Design

This CLI reads mails, then automatically detects, regroup and act on duplicates.

Process:

  • Step #1: load mails from their sources.

  • Step #2: compute the canonical hash of each mail based on their headers (and optionally their body), and regroup mails sharing the same hash.

  • Step #3: apply a selection strategy on each subset of duplicate mails.

  • Step #4: perform an action on all selected mails.

  • Step #5: report statistics.

For added protection against accidentally removing mails due to false positives, we introduced several safeguards along the processing steps which can be configured via CLI options.

Step 1: Loading mails

Mails are loaded from a variety of mailbox formats (maildir, mbox, babyl, mh and mmdf).

Step 2: Hashing

In theory, we could rely on the mail’s Message-ID as a key to identify duplicate mails.

The reality is messier. There is no guarantee that Message-ID is unique or even present. Yes, certain broken mail servers which must remain nameless are guilty of this. 😩

That is why mdedup propose to identify uniqueness of mails based on an ordered hashed list of headers.

Hashing is done by cherry-picking certain headers, in some cases doing some minor tweaking of the values to reduce them to a canonical form, and then computing a hash of those headers concatenated together.

The list of headers to consider can be set with the -h/--hash-header option.

Tip

You can still use Message-ID as the sole reference header by passing --hash-header Message-ID --minimal-headers 1 to the CLI.

Default headers and mailing lists

The default headers used for hashing are currently set to:

  • Date

  • From

  • To

  • Subject

  • MIME-Version

  • Content-Type

  • Content-Disposition

  • User-Agent

  • X-Priority

  • Message-ID

This set was crafted to limit the effects of mailing-lists on both the mail headers and body, including:

  • having an extra footer in the mail’s body, thus changing the Content-Length header;

  • mails with a new path described by the Received headers which would not be contained in any copy of the mail saved locally at the time it was sent to the list;

  • munging the Reply-To header even though it’s a bad idea;

  • adding plenty of other random headers which a copy saved locally at sending-time would not have, such as X-Mailman-Version, Precedence, X-BeenThere, List-*, Sender, Errors-To, and so on;

  • adding a prefix to the Subject header.

❎ Safeguard: minimal headers

To avoid hashing mails with too few headers (e.g., corrupted mails), we introduced a minimal number of headers required to compute a hash.

By default, this minimal number of headers is set to 4. It can be changed via the --minimal-headers option.

Step 3: Selecting duplicates

Once all mails have been hashed, mails with the same hash are grouped together as duplicates.
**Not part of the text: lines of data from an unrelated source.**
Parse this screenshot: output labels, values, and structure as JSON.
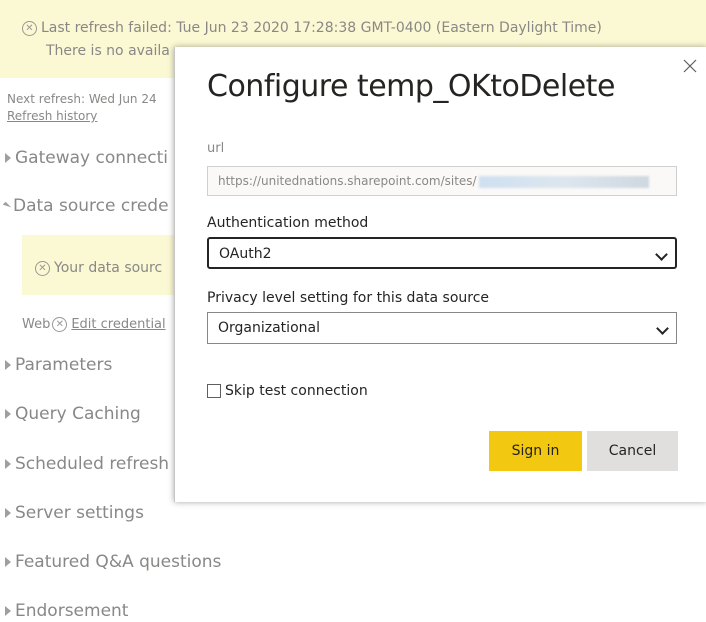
{
  "banner": {
    "line1": "Last refresh failed: Tue Jun 23 2020 17:28:38 GMT-0400 (Eastern Daylight Time)",
    "line2": "There is no availa"
  },
  "refresh": {
    "next": "Next refresh: Wed Jun 24",
    "history_link": "Refresh history"
  },
  "sections": {
    "gateway": "Gateway connecti",
    "data_source": "Data source crede",
    "parameters": "Parameters",
    "query_caching": "Query Caching",
    "scheduled_refresh": "Scheduled refresh",
    "server_settings": "Server settings",
    "featured_qa": "Featured Q&A questions",
    "endorsement": "Endorsement"
  },
  "datasource_warning": "Your data sourc",
  "web_row": {
    "prefix": "Web",
    "edit_link": "Edit credential"
  },
  "modal": {
    "title": "Configure temp_OKtoDelete",
    "url_label": "url",
    "url_value": "https://unitednations.sharepoint.com/sites/",
    "auth_label": "Authentication method",
    "auth_value": "OAuth2",
    "privacy_label": "Privacy level setting for this data source",
    "privacy_value": "Organizational",
    "skip_test_label": "Skip test connection",
    "sign_in_label": "Sign in",
    "cancel_label": "Cancel"
  },
  "colors": {
    "banner_bg": "#fbf8d4",
    "primary_button": "#f2c811",
    "secondary_button": "#e1dfdd"
  }
}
Then a selection strategy is applied to each group of duplicates to select which mails will be acted upon.

❎ Safeguard: size threshold

Sets of duplicates are verified by comparing body sizes, and if they differ by more than a threshold, they are not counted as duplicates and the whole set is skipped with a warning.

Since we’re ignoring the Content-Length header by default because of mailing-list effects, we introduced a limit on the allowed difference between the sizes of the message payloads.

If this threshold is exceeded, a warning is issued and the messages are not considered duplicates, because this could point to message corruption somewhere, or a false positive.

Caution

Headers are not counted towards this threshold, because many headers can be added by mailing list software such as mailman, or even by the process of sending the mail through various MTAs.

One copy could have been stored by the sender’s MUA prior to sending, without any Received headers, and another copy could be reflected back via a CC-to-self mechanism or mailing list server.

This threshold has to be large enough to allow for footers added by mailing list servers.

The default size threshold is 512 bytes, and can be changed via the --size-threshold option.

❎ Safeguard: content threshold

Similarly to the size threshold, we generate unified diffs of duplicates and ensure that the diff is not greater than a certain size to limit false-positives.

The default content threshold is 768 bytes, and can be changed via the --content-threshold option.

Step 4: Performing actions

Once duplicates have been selected, an action is performed on them.